Adam, boş damacanayı alır. Yüzü yerde, ilgisi damacanada. Acelesi var. Tam uzattığım parayı almak için bana baktığı an, donakalır. Yüzümü ilk defa görmüştür. Karşısında kafasında bonesi, kambur duran sıska bedeni ve hayalet kıskandıracak yüzüyle (makyajsızlıktan kaşı kirpiği de pek ortalarda gözükmeyen) bir adet ben.

Sucu ona uzattığım damacanayı hızla alır, "Abla, sen yorulma, dur dur" diyerek getirdiği dolu damacanayı içeri kadar getirir. Para üstünü verirken, bana acıyarak bakar ve giderken, "Allah'a emanet ol abla, iyi günler!" der.

Bir "Allah rahmet eylesin" demediği kaldı.

AŞAMA 4: 16:00
Havuç, nar ve mandalina... Siz ne güzel şeylermişsiniz ya?!

AŞAMA 4.5: 16:45
Sanki bi tane içecek daha vardı... Vardı, vardı.

AŞAMA 4.75: 17:00
Yok bi' daha detoks metoks yapmam ben! Bu ne be?! YETER!

AŞAMA 5: 18:00
Keşke bi haftalık alsaymışım, az oldu iki gün.

Görüldüğü gibi solda nur inmiş (beyaz ışık). Ebediyete intikal etmek üzereyim.
Sağda da midesi doyduktan sonra, 180 derece dönen klasik bir Denek örneği. Bkz. dönek.

AŞAMA 5.5: 19:00
Türkiye'de vasiyet sistemi var mı?

Yani durum öyle acı ki şakalar bile komik değil.

AŞAMA 5.75: 19:30
90...87....65.....43....17... IQ geri sayımda.

AŞAMA 6: 20:00
Bu Beyaz, votkayla çok iyi gider! Valla. Ben bi dahakine bundan 3-4 tane söyleyeyim, votkayla çok iyi gider bu. Beyaz'ım benim... Bitme n'olur... Biraz daha kal...

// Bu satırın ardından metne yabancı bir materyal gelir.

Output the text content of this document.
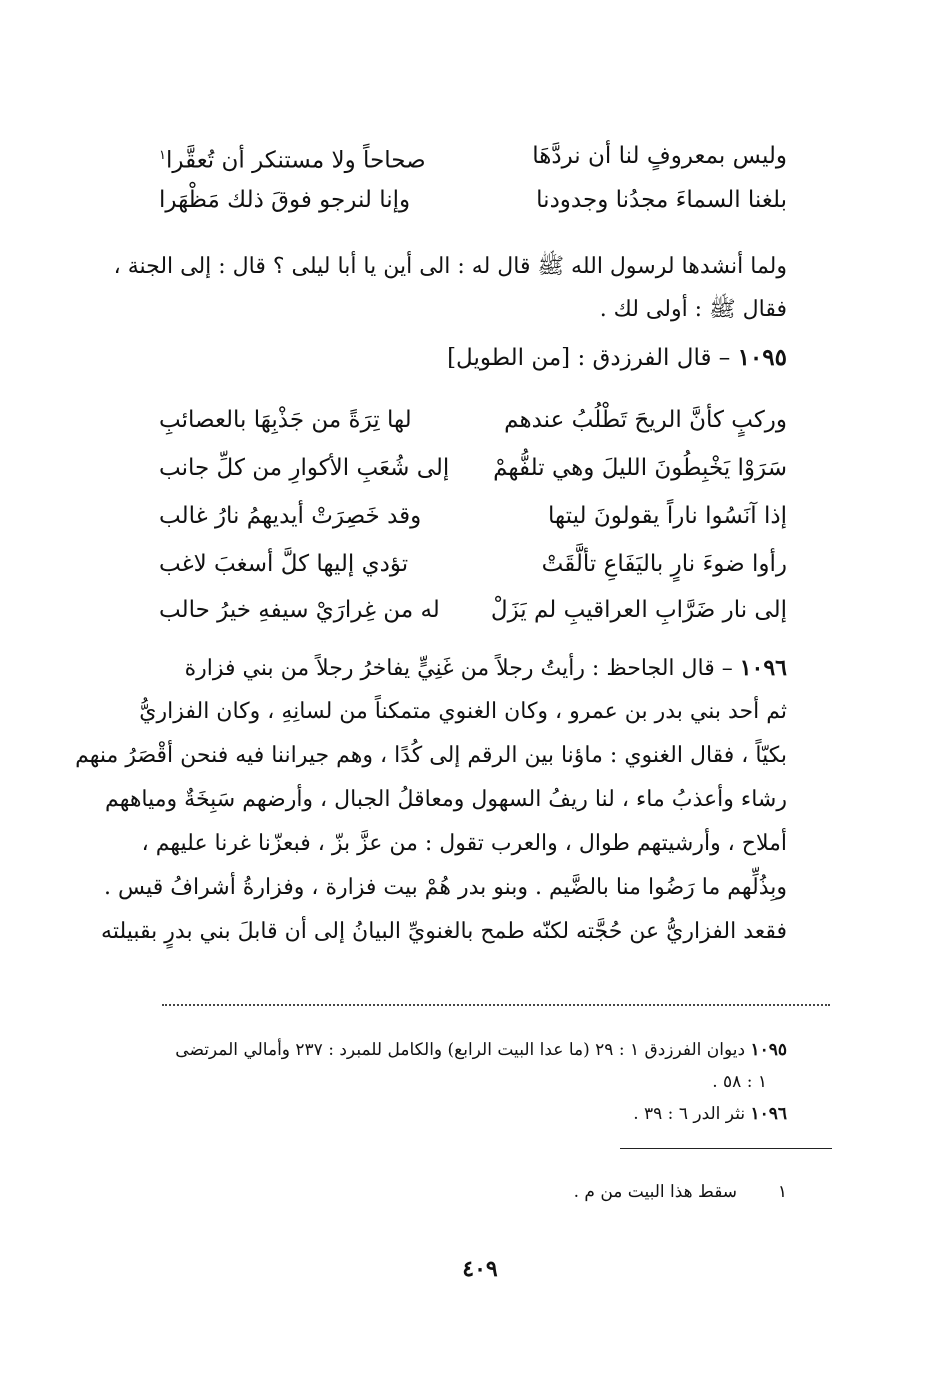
وليس بمعروفٍ لنا أن نردَّهَا
صحاحاً ولا مستنكر أن تُعقَّرا$^١$
بلغنا السماءَ مجدُنا وجدودنا
وإنا لنرجو فوقَ ذلك مَظْهَرا
ولما أنشدها لرسول الله ﷺ قال له : الى أين يا أبا ليلى ؟ قال : إلى الجنة ،
فقال ﷺ : أولى لك .
١٠٩٥ – قال الفرزدق : [من الطويل]
وركبٍ كأنَّ الريحَ تَطْلُبُ عندهم
لها تِرَةً من جَذْبِهَا بالعصائبِ
سَرَوْا يَخْبِطُونَ الليلَ وهي تلفُّهمْ
إلى شُعَبِ الأكوارِ من كلِّ جانب
إذا آنَسُوا ناراً يقولونَ ليتها
وقد خَصِرَتْ أيديهمُ نارُ غالب
رأوا ضوءَ نارٍ باليَفَاعِ تألَّقَتْ
تؤدي إليها كلَّ أسغبَ لاغب
إلى نار ضَرَّابِ العراقيبِ لم يَزَلْ
له من غِرارَيْ سيفهِ خيرُ حالب
١٠٩٦ – قال الجاحظ : رأيتُ رجلاً من غَنِيٍّ يفاخرُ رجلاً من بني فزارة
ثم أحد بني بدر بن عمرو ، وكان الغنوي متمكناً من لسانِهِ ، وكان الفزاريُّ
بكيّاً ، فقال الغنوي : ماؤنا بين الرقم إلى كُدًا ، وهم جيراننا فيه فنحن أقْصَرُ منهم
رشاء وأعذبُ ماء ، لنا ريفُ السهول ومعاقلُ الجبال ، وأرضهم سَبِخَةٌ ومياههم
أملاح ، وأرشيتهم طوال ، والعرب تقول : من عزَّ بزّ ، فبعزّنا غرنا عليهم ،
وبِذُلِّهم ما رَضُوا منا بالضَّيم . وبنو بدر هُمْ بيت فزارة ، وفزارةُ أشرافُ قيس .
فقعد الفزاريُّ عن حُجَّته لكنّه طمح بالغنويِّ البيانُ إلى أن قابلَ بني بدرٍ بقبيلته
١٠٩٥ ديوان الفرزدق ١ : ٢٩ (ما عدا البيت الرابع) والكامل للمبرد : ٢٣٧ وأمالي المرتضى
١ : ٥٨ .
١٠٩٦ نثر الدر ٦ : ٣٩ .
١  سقط هذا البيت من م .
٤٠٩
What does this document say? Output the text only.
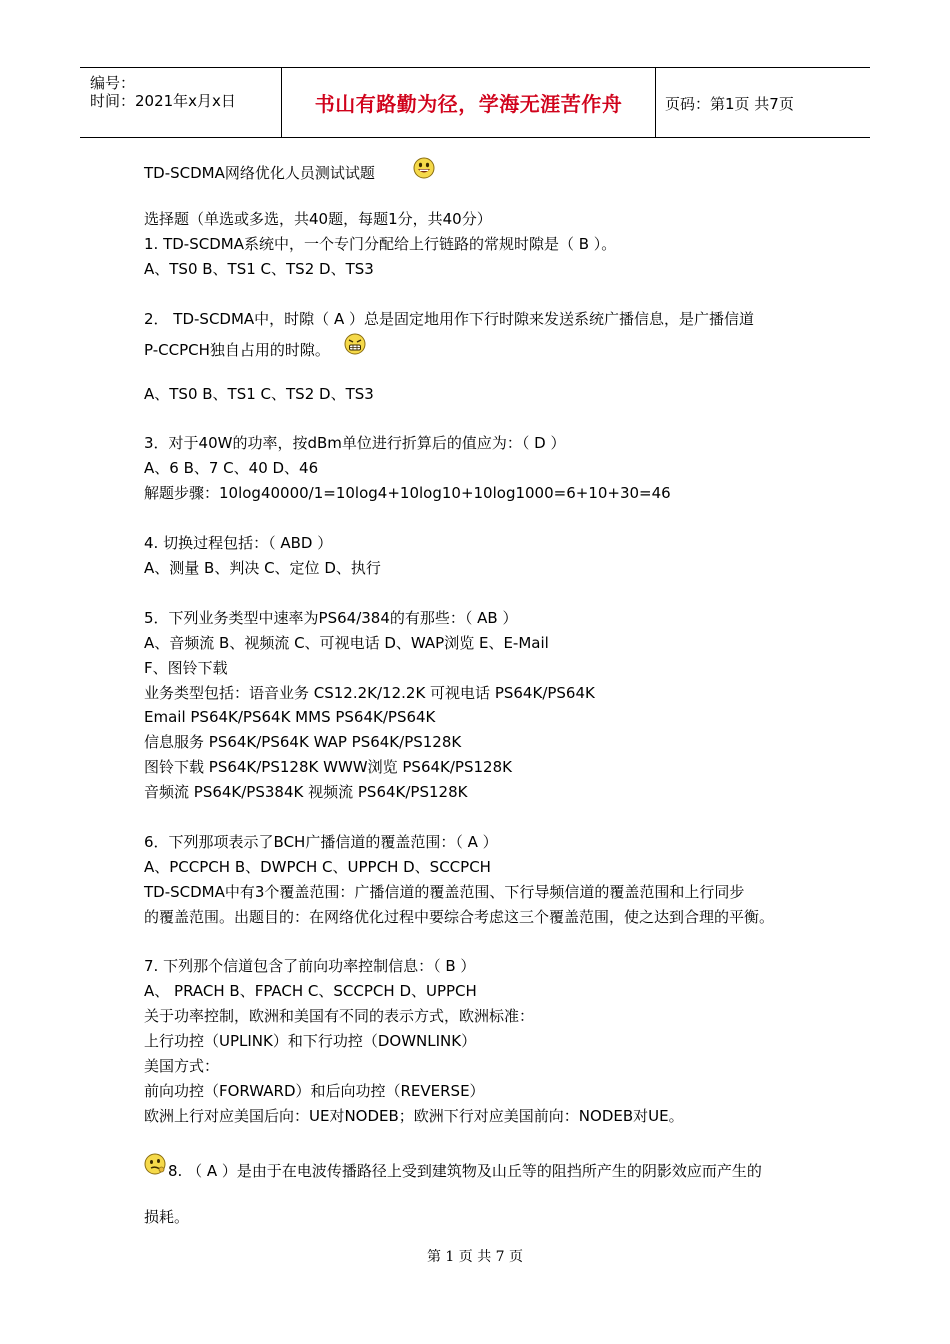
编号：
时间：2021年x月x日	书山有路勤为径，学海无涯苦作舟	页码：第1页 共7页
TD-SCDMA网络优化人员测试试题
选择题（单选或多选，共40题，每题1分，共40分）
1. TD-SCDMA系统中，一个专门分配给上行链路的常规时隙是（ B ）。
A、TS0 B、TS1 C、TS2 D、TS3
2． TD-SCDMA中，时隙（ A ）总是固定地用作下行时隙来发送系统广播信息，是广播信道
P-CCPCH独自占用的时隙。
A、TS0 B、TS1 C、TS2 D、TS3
3．对于40W的功率，按dBm单位进行折算后的值应为：（ D ）
A、6 B、7 C、40 D、46
解题步骤：10log40000/1=10log4+10log10+10log1000=6+10+30=46
4. 切换过程包括：（ ABD ）
A、测量 B、判决 C、定位 D、执行
5．下列业务类型中速率为PS64/384的有那些：（ AB ）
A、音频流 B、视频流 C、可视电话 D、WAP浏览 E、E-Mail
F、图铃下载
业务类型包括：语音业务 CS12.2K/12.2K 可视电话 PS64K/PS64K
Email PS64K/PS64K MMS PS64K/PS64K
信息服务 PS64K/PS64K WAP PS64K/PS128K
图铃下载 PS64K/PS128K WWW浏览 PS64K/PS128K
音频流 PS64K/PS384K 视频流 PS64K/PS128K
6．下列那项表示了BCH广播信道的覆盖范围：（ A ）
A、PCCPCH B、DWPCH C、UPPCH D、SCCPCH
TD-SCDMA中有3个覆盖范围：广播信道的覆盖范围、下行导频信道的覆盖范围和上行同步
的覆盖范围。出题目的：在网络优化过程中要综合考虑这三个覆盖范围，使之达到合理的平衡。
7. 下列那个信道包含了前向功率控制信息：（ B ）
A、 PRACH B、FPACH C、SCCPCH D、UPPCH
关于功率控制，欧洲和美国有不同的表示方式，欧洲标准：
上行功控（UPLINK）和下行功控（DOWNLINK）
美国方式：
前向功控（FORWARD）和后向功控（REVERSE）
欧洲上行对应美国后向：UE对NODEB；欧洲下行对应美国前向：NODEB对UE。
8. （ A ）是由于在电波传播路径上受到建筑物及山丘等的阻挡所产生的阴影效应而产生的
损耗。
第 1 页 共 7 页
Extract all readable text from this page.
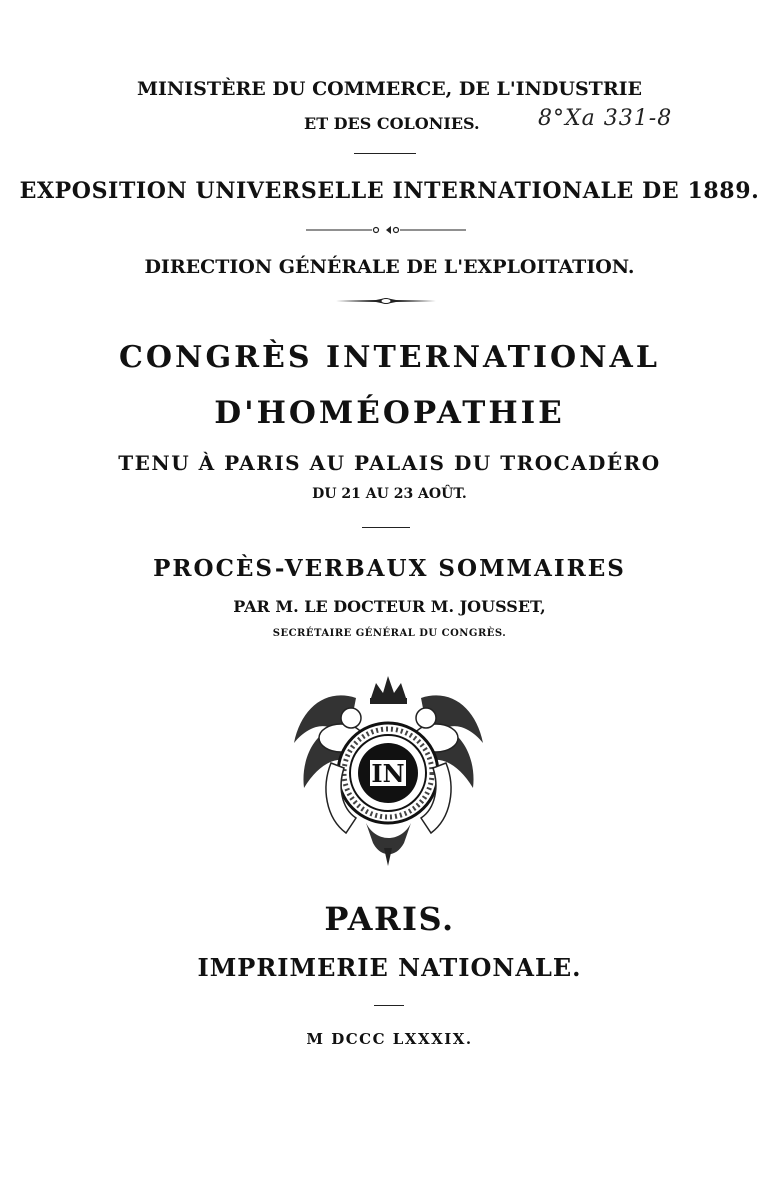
MINISTÈRE DU COMMERCE, DE L'INDUSTRIE

ET DES COLONIES.	8°Xa 331-8

EXPOSITION UNIVERSELLE INTERNATIONALE DE 1889.

DIRECTION GÉNÉRALE DE L'EXPLOITATION.

CONGRÈS INTERNATIONAL

D'HOMÉOPATHIE

TENU À PARIS AU PALAIS DU TROCADÉRO

DU 21 AU 23 AOÛT.

PROCÈS-VERBAUX SOMMAIRES

PAR M. LE DOCTEUR M. JOUSSET,

SECRÉTAIRE GÉNÉRAL DU CONGRÈS.

IN

PARIS.

IMPRIMERIE NATIONALE.

M DCCC LXXXIX.
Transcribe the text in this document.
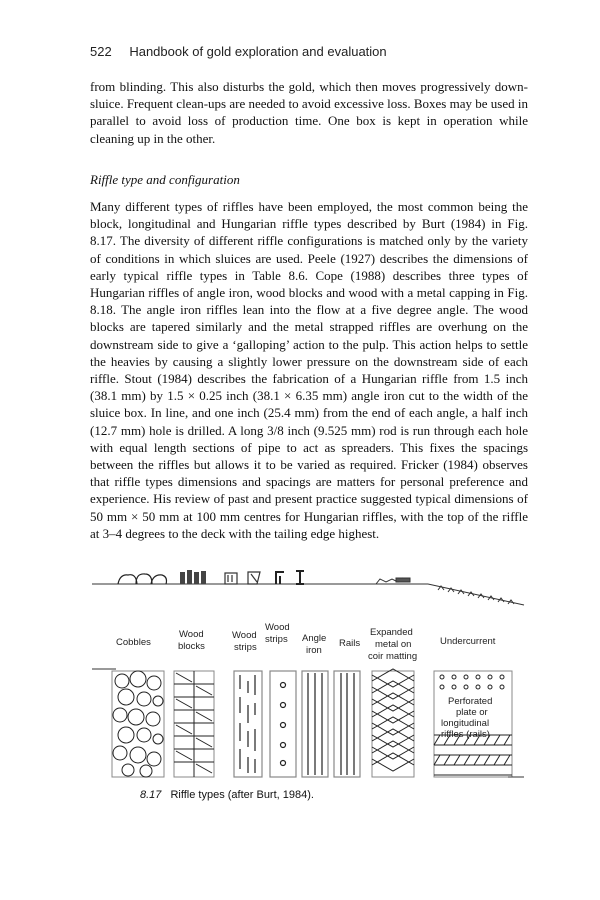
522 Handbook of gold exploration and evaluation

from blinding. This also disturbs the gold, which then moves progressively down-sluice. Frequent clean-ups are needed to avoid excessive loss. Boxes may be used in parallel to avoid loss of production time. One box is kept in operation while cleaning up in the other.

Riffle type and configuration

Many different types of riffles have been employed, the most common being the block, longitudinal and Hungarian riffle types described by Burt (1984) in Fig. 8.17. The diversity of different riffle configurations is matched only by the variety of conditions in which sluices are used. Peele (1927) describes the dimensions of early typical riffle types in Table 8.6. Cope (1988) describes three types of Hungarian riffles of angle iron, wood blocks and wood with a metal capping in Fig. 8.18. The angle iron riffles lean into the flow at a five degree angle. The wood blocks are tapered similarly and the metal strapped riffles are overhung on the downstream side to give a ‘galloping’ action to the pulp. This action helps to settle the heavies by causing a slightly lower pressure on the downstream side of each riffle. Stout (1984) describes the fabrication of a Hungarian riffle from 1.5 inch (38.1 mm) by 1.5 × 0.25 inch (38.1 × 6.35 mm) angle iron cut to the width of the sluice box. In line, and one inch (25.4 mm) from the end of each angle, a half inch (12.7 mm) hole is drilled. A long 3/8 inch (9.525 mm) rod is run through each hole with equal length sections of pipe to act as spreaders. This fixes the spacings between the riffles but allows it to be varied as required. Fricker (1984) observes that riffle types dimensions and spacings are matters for personal preference and experience. His review of past and present practice suggested typical dimensions of 50 mm × 50 mm at 100 mm centres for Hungarian riffles, with the top of the riffle at 3–4 degrees to the deck with the tailing edge highest.

Cobbles
Wood
blocks
Wood
strips
Wood
strips Angle
iron
Rails
Expanded
metal on
coir matting
Undercurrent
Perforated
plate or
longitudinal
riffles (rails)
8.17 Riffle types (after Burt, 1984).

---------------------------------------------SONUÇ ------------------------------------------------

  • İki günlük detoks, başlangıç için uygun olabilir. Ama etkili sonuçlar almak için ı güncük, ıh.
  • Eğer özel bir rahatsızlığınız varsa, şekerden muzdaripseniz; mutlaka doktor kontrolünde yapın ne yapacaksanız. Rica ediyorum. 
  • İki günün sonunda, benim yaptığım gibi normal obez yemek rutininize dönmüyor; hafif besleniyor, obezitenize adım adım dönüyorsunuz. Yoksa vücut şok-şok-şok olur.
  • Juico, oldukça özenli, titiz bir marka. Sorunuz olduğunuzda ayrıntılı cevap alacağınızdan, ürünlerin sağlam paketleneceğinden şüpheniz olmasın. 
  • Sıvı detoks bana göre değil. Bir dahakine, Juico'dan önerildiği üzre şu paketi deneyeceğim: Buyursunlar. 
  • Pancar suyundan dolayı idrarınız kırmızı olabilir. Panik yok. Acıdan, elemden kan işediğiniz yok. Pancar o pancar.
  • Tuvalet durumu bünyeye göre değişiyor olsa gerek. Hoş bir konu değil. Hızla geçiyorum. 

SONUCUN SONUCU

Juico: 10/10

Detoks performansım: 2/10

Velhasıl, ilginç bir deneydi. Tekrarlar mıyım? Muhtemelen açgözlülük edip bir haftalık alır, 2. günde "ben bunu normal beslenme listeme ekleyeyim en iyisi" derim. Burger sonrası lahanalı Yeşil, pattiz öncesi ananaslı Datlu Saru. Şahane.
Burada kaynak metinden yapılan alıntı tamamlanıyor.